Many might have given up at that point. Not Tori Gates.

“After the gall bladder surgery, I was able to lift over 30 pounds until after the first week. I think I was down about six weeks after that,” Tori said. “I’ve been bowling since I was 5 years old.

“I went back to bowling after the sciatic nerve was hurting. I just kept telling myself, I would be fine. I tried to bowl with an ankle brace and taped it up a couple of times. I just kept saying it wasn’t that bad.”

But the six weeks off following the gall bladder surgery was a blessing for her other ailments.

“The foot just doesn’t hurt like it used to, and the rest really improved the sciatic problem,” said Tori, who also had taken two years off from bowling to care for her daughter.

TOGETHER AGAIN.

As the weather got colder, the Gateses got stronger.

Dana got a new bowling ball, a Motiv Raptor Fury — and her first set with the new ball was a 699. After getting a needed double in the 10th frame of Game 3, she had a six-count on her final ball to miss 700. She also bowled in a bi-weekly league at Eastbury this season.

After averaging in the 130s the first half, she averaged in the high 190s in the second half to boost her overall average into the 160s on Mondays.

But she still would like to return to her old six-step delivery.
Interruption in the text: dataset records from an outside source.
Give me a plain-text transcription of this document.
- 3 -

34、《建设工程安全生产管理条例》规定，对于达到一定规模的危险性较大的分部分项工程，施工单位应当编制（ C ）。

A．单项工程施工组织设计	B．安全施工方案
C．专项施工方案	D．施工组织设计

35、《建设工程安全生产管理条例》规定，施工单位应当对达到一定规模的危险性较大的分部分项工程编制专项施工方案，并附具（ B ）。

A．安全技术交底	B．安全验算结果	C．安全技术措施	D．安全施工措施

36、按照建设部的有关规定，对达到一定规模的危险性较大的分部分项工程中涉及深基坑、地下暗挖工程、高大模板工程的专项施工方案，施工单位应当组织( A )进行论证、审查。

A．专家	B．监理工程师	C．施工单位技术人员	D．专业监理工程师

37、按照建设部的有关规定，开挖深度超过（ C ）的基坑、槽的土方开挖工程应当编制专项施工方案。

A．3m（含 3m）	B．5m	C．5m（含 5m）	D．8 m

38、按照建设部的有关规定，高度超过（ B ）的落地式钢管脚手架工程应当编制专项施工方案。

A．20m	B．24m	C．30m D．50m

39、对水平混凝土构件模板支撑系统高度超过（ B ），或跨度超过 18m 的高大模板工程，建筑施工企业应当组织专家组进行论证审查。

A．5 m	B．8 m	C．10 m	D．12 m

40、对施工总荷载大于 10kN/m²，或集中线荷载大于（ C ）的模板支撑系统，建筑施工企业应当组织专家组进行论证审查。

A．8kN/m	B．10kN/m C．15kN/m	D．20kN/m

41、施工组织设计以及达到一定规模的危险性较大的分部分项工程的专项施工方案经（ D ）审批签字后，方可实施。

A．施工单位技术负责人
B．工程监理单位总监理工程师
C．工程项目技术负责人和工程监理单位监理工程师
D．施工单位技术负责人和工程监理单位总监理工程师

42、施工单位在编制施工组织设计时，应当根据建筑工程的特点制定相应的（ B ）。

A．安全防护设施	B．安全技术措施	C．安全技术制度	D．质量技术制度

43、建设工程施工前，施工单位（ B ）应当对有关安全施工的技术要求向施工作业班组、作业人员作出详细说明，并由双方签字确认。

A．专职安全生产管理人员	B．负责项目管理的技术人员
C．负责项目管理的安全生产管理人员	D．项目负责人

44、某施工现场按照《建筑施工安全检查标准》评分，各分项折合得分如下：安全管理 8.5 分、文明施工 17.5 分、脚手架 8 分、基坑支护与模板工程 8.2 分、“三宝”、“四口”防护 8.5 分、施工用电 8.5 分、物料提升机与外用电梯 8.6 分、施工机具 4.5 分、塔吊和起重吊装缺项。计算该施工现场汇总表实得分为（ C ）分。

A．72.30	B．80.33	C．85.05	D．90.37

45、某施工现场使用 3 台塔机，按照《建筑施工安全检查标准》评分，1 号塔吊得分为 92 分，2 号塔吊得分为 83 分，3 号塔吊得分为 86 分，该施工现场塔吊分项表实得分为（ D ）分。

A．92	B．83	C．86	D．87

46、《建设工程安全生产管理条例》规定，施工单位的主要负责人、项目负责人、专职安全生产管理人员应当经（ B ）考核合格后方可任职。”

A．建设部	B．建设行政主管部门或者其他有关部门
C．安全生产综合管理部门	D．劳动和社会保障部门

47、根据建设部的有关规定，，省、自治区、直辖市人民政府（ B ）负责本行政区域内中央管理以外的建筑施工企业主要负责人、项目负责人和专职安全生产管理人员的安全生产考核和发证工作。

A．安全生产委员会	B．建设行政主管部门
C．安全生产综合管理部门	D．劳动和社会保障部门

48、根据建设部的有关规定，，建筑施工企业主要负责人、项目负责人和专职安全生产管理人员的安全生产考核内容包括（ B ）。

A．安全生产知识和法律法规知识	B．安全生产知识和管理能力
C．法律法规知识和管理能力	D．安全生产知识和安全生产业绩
“I went to six steps last year to get more ball speed with the pain,” Dana said. “But now, I’m getting more ball speed with the four-step and I’m not hurting.”

Tori, a former Canton South bowler, finished out at 183 despite her various physical problems.

“We kind of pushed each other through the problems,” said Tori, who also bowled with her mother in the Ohio State USBC Women’s Championships in Toledo. “It helped.”

So what’s next?

Dana and Brian are bowling a summer league at Eastbury. Tori wasn’t planning to, but …

“They signed me up, so apparently I have no option,” Tori said.

And a new year begins with new optimism on the lanes.